Aug 30th 2008 9:16AM Digital cameras don't produce colors. They produce numbers that are later interpreted as colors in as flexible a way as is required. Indeed, one of the key RED innovations is their video raw format. As with stil camera raw, this provides arbitrary ability to use color profiles later in production to create whatever look is desired.

iPhone 3G reception just fine say curious Swedes with engineering degrees {Engadget}

Aug 25th 2008 10:38AM This test occurred and was reporting on. We don't exactly get to pick which phones were tested. Nor are there simply dozens of similar tests for us to all to chose from, one of which compares the US-market phones you'd like to see.

Two mammoth solar plants to generate 800 megawatts in California {Engadget}

Aug 18th 2008 11:09AM The stated area is the size of the facility. Not all of the area is for actual array deployment.

As for the cost, that's irrelevant. What matters is the cost per kilowatt-hr that consumers pay. How a company structures its internal costs is its business, assuming they are funding the endeavor themselves. If they did't think they could get long-term costs to the point where they can sell the final energy output profitably yet at a low cost, they wouldn't be getting into this business.

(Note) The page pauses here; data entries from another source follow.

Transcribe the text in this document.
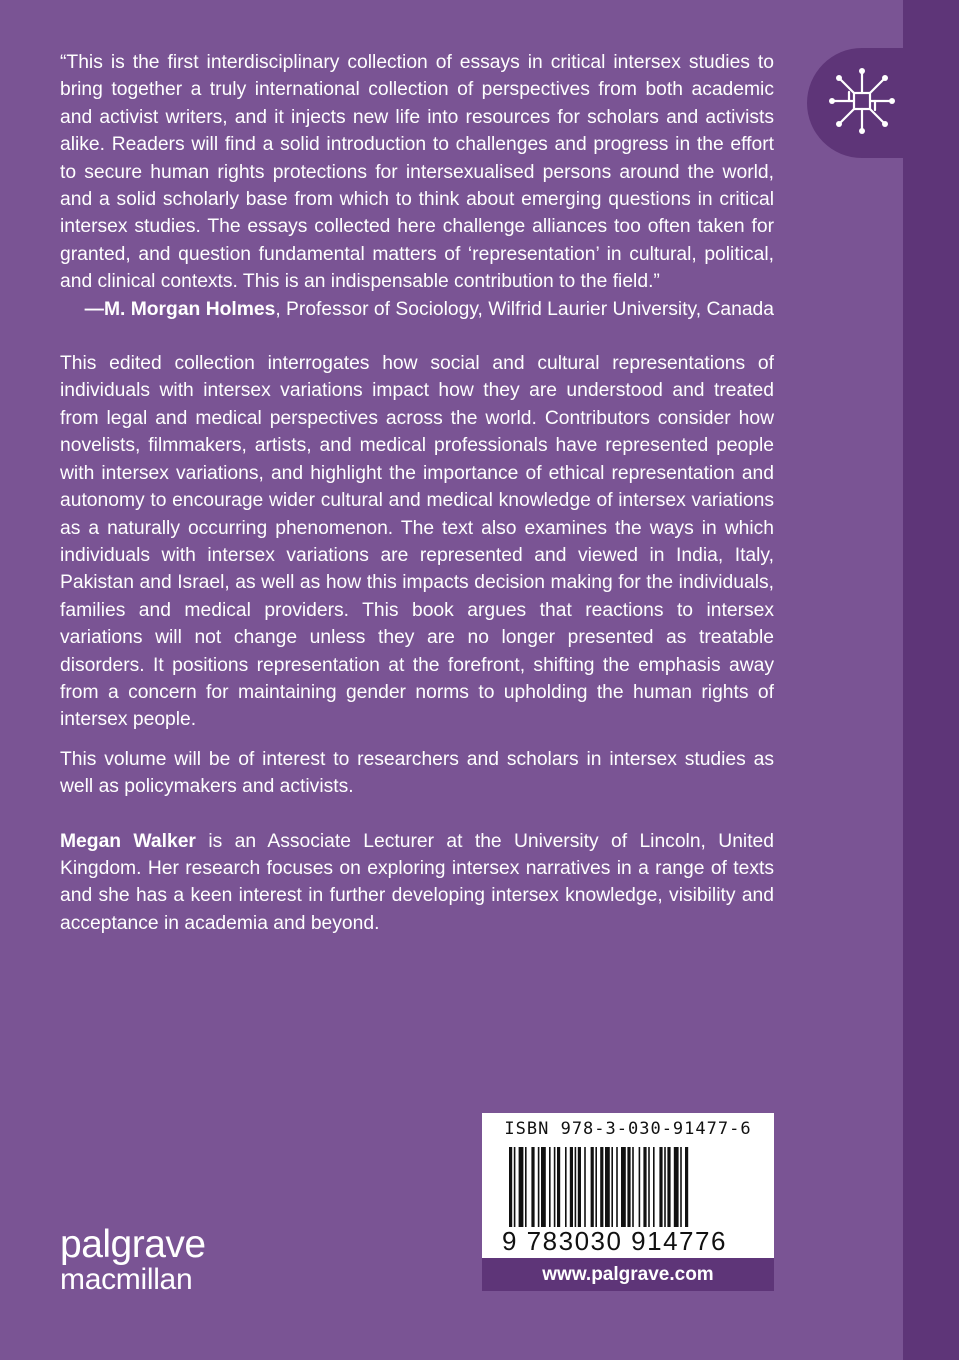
“This is the first interdisciplinary collection of essays in critical intersex studies to bring together a truly international collection of perspectives from both academic and activist writers, and it injects new life into resources for scholars and activists alike. Readers will find a solid introduction to challenges and progress in the effort to secure human rights protections for intersexualised persons around the world, and a solid scholarly base from which to think about emerging questions in critical intersex studies. The essays collected here challenge alliances too often taken for granted, and question fundamental matters of ‘representation’ in cultural, political, and clinical contexts. This is an indispensable contribution to the field.”

—M. Morgan Holmes, Professor of Sociology, Wilfrid Laurier University, Canada

This edited collection interrogates how social and cultural representations of individuals with intersex variations impact how they are understood and treated from legal and medical perspectives across the world. Contributors consider how novelists, filmmakers, artists, and medical professionals have represented people with intersex variations, and highlight the importance of ethical representation and autonomy to encourage wider cultural and medical knowledge of intersex variations as a naturally occurring phenomenon. The text also examines the ways in which individuals with intersex variations are represented and viewed in India, Italy, Pakistan and Israel, as well as how this impacts decision making for the individuals, families and medical providers. This book argues that reactions to intersex variations will not change unless they are no longer presented as treatable disorders. It positions representation at the forefront, shifting the emphasis away from a concern for maintaining gender norms to upholding the human rights of intersex people.

This volume will be of interest to researchers and scholars in intersex studies as well as policymakers and activists.

Megan Walker is an Associate Lecturer at the University of Lincoln, United Kingdom. Her research focuses on exploring intersex narratives in a range of texts and she has a keen interest in further developing intersex knowledge, visibility and acceptance in academia and beyond.

ISBN 978-3-030-91477-6
9 783030 914776
www.palgrave.com
palgrave
macmillan
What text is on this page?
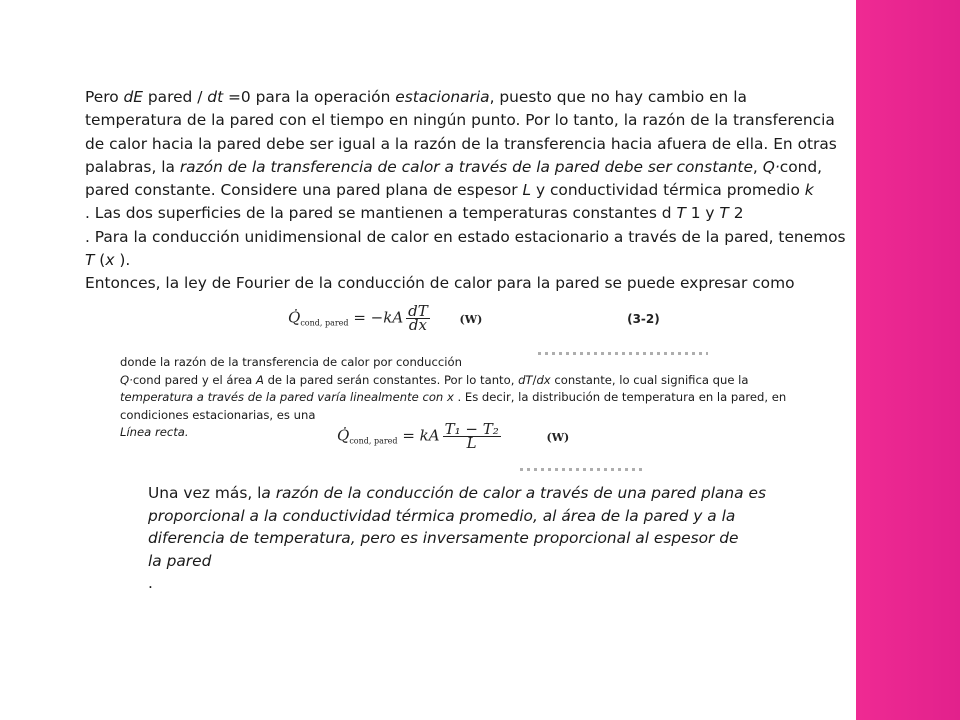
Pero dE pared / dt =0 para la operación estacionaria, puesto que no hay cambio en la
temperatura de la pared con el tiempo en ningún punto. Por lo tanto, la razón de la transferencia
de calor hacia la pared debe ser igual a la razón de la transferencia hacia afuera de ella. En otras
palabras, la razón de la transferencia de calor a través de la pared debe ser constante, Q·cond,
pared constante. Considere una pared plana de espesor L y conductividad térmica promedio k
. Las dos superficies de la pared se mantienen a temperaturas constantes d T 1 y T 2
. Para la conducción unidimensional de calor en estado estacionario a través de la pared, tenemos
T (x ).
Entonces, la ley de Fourier de la conducción de calor para la pared se puede expresar como
$Q̇_{cond, pared} = -kA \frac{dT}{dx}$	(W)	(3-2)
donde la razón de la transferencia de calor por conducción
Q·cond pared y el área A de la pared serán constantes. Por lo tanto, dT/dx constante, lo cual significa que la
temperatura a través de la pared varía linealmente con x . Es decir, la distribución de temperatura en la pared, en
condiciones estacionarias, es una
Línea recta.	$Q̇_{cond, pared}$ = kA $\frac{\text{T₁ − T₂}}{L}$	(W)
Una vez más, la razón de la conducción de calor a través de una pared plana es
proporcional a la conductividad térmica promedio, al área de la pared y a la
diferencia de temperatura, pero es inversamente proporcional al espesor de
la pared
.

New "nanoantenna" material sucks heat from any source to cool devices, generates electricity {Engadget}

Aug 12th 2008 1:18PM Thermodynamics dictates that only the difference in temperature and thus in the blackbody IR spectrum between a warmer object and the antenna itself can be utilized and turned into useful work and that this conversion is less and less efficient as the two objects are closer and closer in temperature. So, positioning these antennas will be tricky. Close to a heat source, you get to be right up against a high temperature. However, the antenna also quickly heat up and the temperature difference goes to zero unless the antenna is attached to a good heat sink. Far from a heat source and the temperature is much lower (equivalently, most of the IR photons have gone off in other directions).

Tamron announces 15x zoom lens for Nikon, Canon DSLRs {Engadget}

Aug 1st 2008 4:57PM "in my experience tamron lens quality has been garbage. i've yet to read a review on a fully satisfied tamron lens user, but the idea is cool"

Take a look at the Tamron 24-135mm. It's built like a tank and has outstanding image quality. It's only downfalls are high weight and non-USM autofocus which is thus slower and noisier than I'm used to with my other Canon USM glass.